Plus d'informations sur le site Internet Hermes : www.eu-hermes.net

2 : Il s'agit en fait de communautés microbiennes utilisant le méthane et les sulfures contenus dans les fluides pour assurer leur croissance et leur survie par un processus appelé chimiosynthèse.

3 : Les suintements froids sont des sorties de fluides froids (quelques dizaines de degrés) à travers la couche sédimentaire. Le terme "froid" est utilisé par opposition aux sources hydrothermales chaudes, situées à l'axe des dorsales océaniques, où la température peut atteindre 400°C.

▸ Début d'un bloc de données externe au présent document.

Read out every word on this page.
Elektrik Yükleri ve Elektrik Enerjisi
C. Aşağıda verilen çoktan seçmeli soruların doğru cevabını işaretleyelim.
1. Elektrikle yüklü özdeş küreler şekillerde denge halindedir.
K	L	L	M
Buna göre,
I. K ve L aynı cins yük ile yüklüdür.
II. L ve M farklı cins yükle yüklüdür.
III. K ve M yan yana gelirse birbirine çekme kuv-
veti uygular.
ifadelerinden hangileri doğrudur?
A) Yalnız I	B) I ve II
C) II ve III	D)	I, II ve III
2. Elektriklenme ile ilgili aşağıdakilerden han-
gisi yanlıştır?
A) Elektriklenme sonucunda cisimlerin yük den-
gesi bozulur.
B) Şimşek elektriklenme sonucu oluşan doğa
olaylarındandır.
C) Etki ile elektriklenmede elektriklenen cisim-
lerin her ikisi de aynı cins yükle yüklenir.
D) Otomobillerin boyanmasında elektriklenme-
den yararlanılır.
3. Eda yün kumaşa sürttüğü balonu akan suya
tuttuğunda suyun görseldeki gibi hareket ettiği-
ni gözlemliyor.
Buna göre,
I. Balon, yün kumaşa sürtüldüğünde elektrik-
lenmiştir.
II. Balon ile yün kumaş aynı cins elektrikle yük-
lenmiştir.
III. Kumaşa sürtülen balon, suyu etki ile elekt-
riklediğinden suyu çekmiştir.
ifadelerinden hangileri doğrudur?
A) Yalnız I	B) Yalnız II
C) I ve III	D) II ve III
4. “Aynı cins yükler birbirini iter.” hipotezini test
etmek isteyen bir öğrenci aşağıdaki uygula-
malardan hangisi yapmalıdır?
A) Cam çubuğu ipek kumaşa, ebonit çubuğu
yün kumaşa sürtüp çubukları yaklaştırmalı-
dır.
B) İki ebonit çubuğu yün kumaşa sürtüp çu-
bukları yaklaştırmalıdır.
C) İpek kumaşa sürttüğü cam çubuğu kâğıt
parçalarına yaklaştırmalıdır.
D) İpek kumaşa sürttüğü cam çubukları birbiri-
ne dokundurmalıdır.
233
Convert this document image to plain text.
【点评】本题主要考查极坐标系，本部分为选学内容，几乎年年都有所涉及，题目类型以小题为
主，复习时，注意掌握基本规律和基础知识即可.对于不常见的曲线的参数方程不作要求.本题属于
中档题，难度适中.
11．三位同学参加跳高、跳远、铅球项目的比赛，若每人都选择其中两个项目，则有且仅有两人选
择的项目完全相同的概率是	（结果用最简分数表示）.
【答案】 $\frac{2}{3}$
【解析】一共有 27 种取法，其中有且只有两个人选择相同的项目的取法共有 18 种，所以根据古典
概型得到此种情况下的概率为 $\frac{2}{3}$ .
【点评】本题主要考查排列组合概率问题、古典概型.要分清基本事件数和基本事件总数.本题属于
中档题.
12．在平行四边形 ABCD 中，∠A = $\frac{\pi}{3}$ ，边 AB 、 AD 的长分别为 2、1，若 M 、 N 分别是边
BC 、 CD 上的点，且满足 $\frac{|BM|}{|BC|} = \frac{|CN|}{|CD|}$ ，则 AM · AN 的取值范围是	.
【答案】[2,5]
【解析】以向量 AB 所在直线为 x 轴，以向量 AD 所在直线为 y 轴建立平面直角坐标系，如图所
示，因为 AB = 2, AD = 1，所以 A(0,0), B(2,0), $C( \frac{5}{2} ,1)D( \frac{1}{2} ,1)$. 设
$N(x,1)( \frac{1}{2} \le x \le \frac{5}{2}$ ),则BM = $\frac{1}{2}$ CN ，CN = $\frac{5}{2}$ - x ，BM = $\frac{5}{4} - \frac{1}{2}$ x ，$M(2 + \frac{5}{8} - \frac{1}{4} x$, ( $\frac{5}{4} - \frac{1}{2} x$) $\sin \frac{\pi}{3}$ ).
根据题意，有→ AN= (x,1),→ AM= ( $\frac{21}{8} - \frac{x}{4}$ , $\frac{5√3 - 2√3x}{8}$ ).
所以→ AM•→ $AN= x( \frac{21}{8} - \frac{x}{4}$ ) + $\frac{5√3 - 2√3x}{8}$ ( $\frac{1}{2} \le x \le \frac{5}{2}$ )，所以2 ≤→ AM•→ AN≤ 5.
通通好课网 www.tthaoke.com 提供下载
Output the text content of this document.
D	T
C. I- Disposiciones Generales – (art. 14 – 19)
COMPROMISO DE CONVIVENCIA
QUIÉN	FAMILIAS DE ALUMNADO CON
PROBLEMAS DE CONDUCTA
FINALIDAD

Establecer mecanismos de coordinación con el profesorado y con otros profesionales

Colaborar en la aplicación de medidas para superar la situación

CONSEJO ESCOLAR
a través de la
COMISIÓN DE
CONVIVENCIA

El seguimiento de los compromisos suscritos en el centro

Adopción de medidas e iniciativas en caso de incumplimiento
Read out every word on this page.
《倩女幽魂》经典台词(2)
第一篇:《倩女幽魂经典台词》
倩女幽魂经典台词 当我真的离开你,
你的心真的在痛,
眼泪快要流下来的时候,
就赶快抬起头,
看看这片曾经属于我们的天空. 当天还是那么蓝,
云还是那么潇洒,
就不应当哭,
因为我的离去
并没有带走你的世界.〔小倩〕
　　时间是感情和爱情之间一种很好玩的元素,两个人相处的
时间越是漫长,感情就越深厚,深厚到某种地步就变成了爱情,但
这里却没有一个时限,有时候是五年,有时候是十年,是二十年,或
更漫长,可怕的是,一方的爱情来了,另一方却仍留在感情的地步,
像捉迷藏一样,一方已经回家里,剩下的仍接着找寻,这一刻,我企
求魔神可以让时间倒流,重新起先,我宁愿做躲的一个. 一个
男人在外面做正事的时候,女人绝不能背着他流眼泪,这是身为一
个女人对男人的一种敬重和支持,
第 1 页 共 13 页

4 : Les pockmarks sont des dépressions circulaires pouvant mesurer plusieurs mètres de diamètre.

5 : Census of Marine Life est un réseau qui regroupe des chercheurs de plus de 70 pays qui s'engagent, dans la prochaine décennie, à évaluer et à expliquer la diversité, la distribution et l'abondance de la vie marine dans les océans de par le passé, au présent et à l'avenir.